Thailand Investor Darling, Group Lease Takes Another Hit
Anonymous Equity, the mysterious gadfly organization that a fortnight ago released a devastating report on the troubled Thailand-based hire purchase lender Group Lease, has issued a new report saying it expects the share price to drop to zero and that it will be wound up.
The Stock Exchange of Thailand and the country’s Securities and Exchange Commission suspended the stock on Oct. 16 and filed a criminal complaint against Group Lease’s CEO Mitsuji Konoshita for fraud. Trading in the shares resumed on Oct. 20, then was suspended again and resumed on Oct. 24. However, Anonymous Equity said in the new broadside that “while a ‘burn-down’ of Group Lease’s book value indicates that the company might still have some value, in reality the risks are stacked to the downside, and include: misappropriation of cash, lawsuits and inability to produce an audited set of accounts.”
Nonetheless, Group Lease itself, in a statement following the removal of Konoshita, a tennis buff, as CEO and Chairman of the Board and replacement by Konoshita’s brother Tatsuya, said it “has sufficient cash flow and a strong balance sheet will allow to the company to operate as usual.” In an Oct. 20 statement, it said Group Lease “will fully comply with the laws, regulations and orders from the SEC,” including restating its financials as soon as possible.
However, Anonymous Equity said, “the only thing that might be able to save GL’s shareholders now is a rescue by another company. As far as we can see, the only entity within the immediate Group Lease/APF Group which might theoretically attempt a rescue is J Trust, the Japanese company which already had GL on life support by virtue of their 7.8 percent stake in the company and the US$180 million-odd in GL’s convertible bonds they own [representing about 60 percent of GL’s liabilities.”
Group Lease has been an investor favorite for several years as its share price has steadily risen, built on an impression that given the rising sales of motorcycles across Southeast Asia, it faced a rosy future. But as Anonymous Equity said in the current report, “we would also like to suggest that the regulator might wish to investigating those parties – be it brokers, fund managers and/or stock operators – who appear to have been involved in manipulating the stock price of GL during the melt-up period in 2015 and 2016. We have seen the same pattern in various Thai mid-cap stocks over the past two-three years; strong earnings numbers [predicated on aggressive – if not fraudulent – accounting], accompanied by breathlessly-optimistic sell-side analyst reports and rapid issuance of covered warrants by the same brokers, while insiders who have already loaded up on the stock – stock operators and fund managers alike – then promote the company heavily in public.”

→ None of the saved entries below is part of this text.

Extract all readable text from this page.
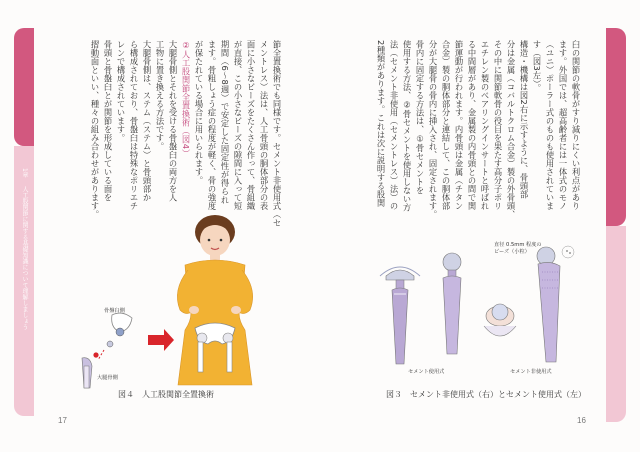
1章
人工股関節に関する基礎知識について理解しましょう
節全置換術でも同様です。セメント非使用式（セ
メントレス）法は、人工骨頭の胴体部分の表
面に小さなビーズをたくさん作って、骨組織
が直接、この小さなビーズの隙間に入って短
期間（6〜8週）で安定した固定性が得られ
ます。骨粗しょう症の程度が軽く、骨の強度
が保たれている場合に用いられます。
②人工股関節全置換術（図4）
大腿骨側とそれを受ける骨盤臼の両方を人
工物に置き換える方法です。
大腿骨側は、ステム（ステム）と骨頭部か
ら構成されており、骨盤臼は特殊なポリエチ
レンで構成されています。
骨頭と骨盤臼とが関節を形成している面を
摺動面といい、種々の組み合わせがあります。
骨盤臼側
大腿骨側
図４　人工股関節全置換術
17
臼の関節の軟骨がすり減りにくい利点があり
ます。外国では、超高齢者には一体式のモノ
（ユニ）ポーラー式のものも使用されていま
す（図3左）。
構造・機構は図2右に示すように、骨頭部
分は金属（コバルトクロム合金）製の外骨頭、
その中に関節軟骨の役目を果たす高分子ポリ
エチレン製のベアリングインサートと呼ばれ
る中間層があり、金属製の内骨頭との間で関
節運動が行われます。内骨頭は金属（チタン
合金）製の胴体部分と連結して、この胴体部
分が大腿骨の骨内に挿入され、固定されます。
骨内に固定する方法は、①骨セメントを
使用する方法、②骨セメントを使用しない方
法（セメント非使用（セメントレス）法）の
2種類があります。これは次に説明する股関
直径 0.5mm 程度の
ビーズ（小粒）
セメント使用式	セメント非使用式
図３　セメント非使用式（右）とセメント使用式（左）
16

In reality, as Asia Sentinel has reported in a series of stories since 2015, J Trust and its affiliated companies may well be an enormously expensive house of cards. And, as Anonymous Equity pointed out in the current report, “J Trust has been subject to various allegations of malfeasance regarding money laundering in connection with its acquisition of a scandal-ridden Indonesian bank in 2014.”
One key question, the report asks, is “How much does J Trust know about GL’s malfeasance, why have they supported GL, and are J Trust’s investors aware of what is happening?” Its investors “should consider seriously what the implications would be for the value of their stakes in J Trust are even partly true, as this would mean that one or both companies may have been involved in routing stolen money to Cyprus from the former Bank Century/Bank Mutiara in Indonesia.”
J Trust and its own affiliated companies Showa Holdings Ltd. and Wedge Holdings have reportedly indulged in a frantic attempt to keep their shares afloat, purchasing as much as US$75 – 21 percent of J Trust’s market capitalization – following the SET’s action against Group Lease.
“In a way, it is amazing that Konoshita got away with the scam for so long, as the fraud was not particularly well-hidden,” the report says. “Perhaps Konoshita thought that eventually he would be able to use the currency of his own stock to by legitimate businesses and thereby to ‘wash’ his own reputation and that of GL.”
For Konoshita himself, now kicked out as CEO and facing prosecution, “perhaps the ultimate personal tragedy of this incident is that he didn’t turn out to be very good at hiding his tracks – it would probably have been better if he had just stuck to playing tennis.”